Church in the congregation serves with a holy openness and thus a holy readiness, because unlike in the foreseeable order of worship on Sunday no day is like the other. This pandemic gift of a borderless church opens our eyes again to the possibility of baptizing communities into new ones.
One of the Church-sponsored candidates who must go into 2022 is peace. A win for peace is a great win for the church. The speech of the politician and the priest represent different versions of peace. While there is outer peace, there is also inner peace.
Inner peace detonates external violence. The scriptures tell not only of inner peace, but of one whose quality is “different from what the world gives”. That’s exactly where the difference lies. The church owes this kind of peace to the community, which is different from political peace.

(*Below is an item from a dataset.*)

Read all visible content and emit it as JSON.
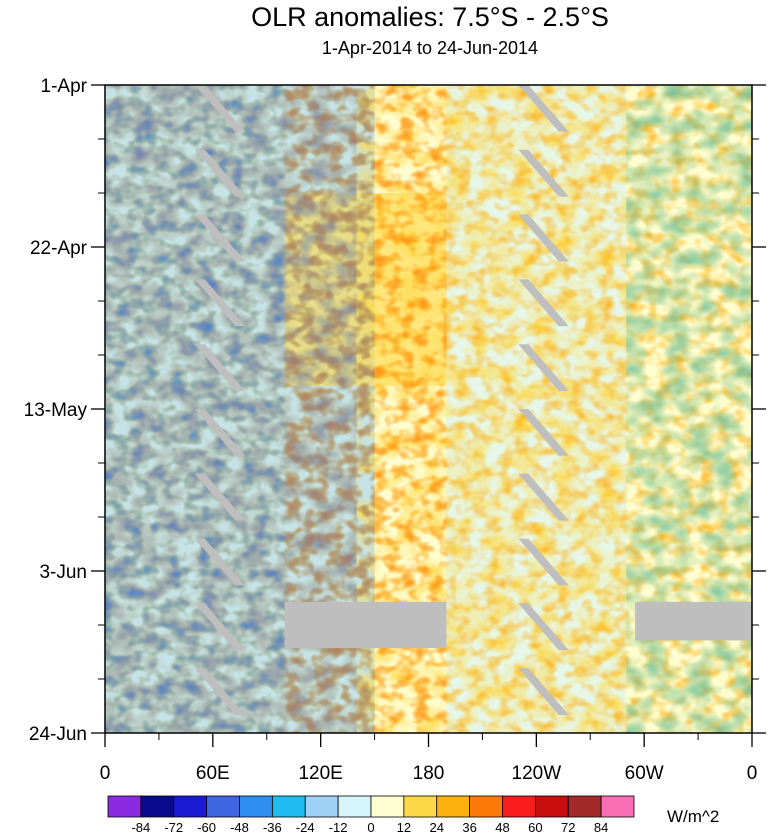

Without giving up the nationwide prayers, peace evangelization caravans with peace baptisms are at the top of the scoreboard.
The church must gather its thinkers and make this peace practical and active. In doing this, the Church has served this generation well by making the heat in the hot spots unnecessary. The church may have been removed from the essential ministry list during the pandemic, now the chance exists that it is not only providing an essential ministry but also a critical peace ministry.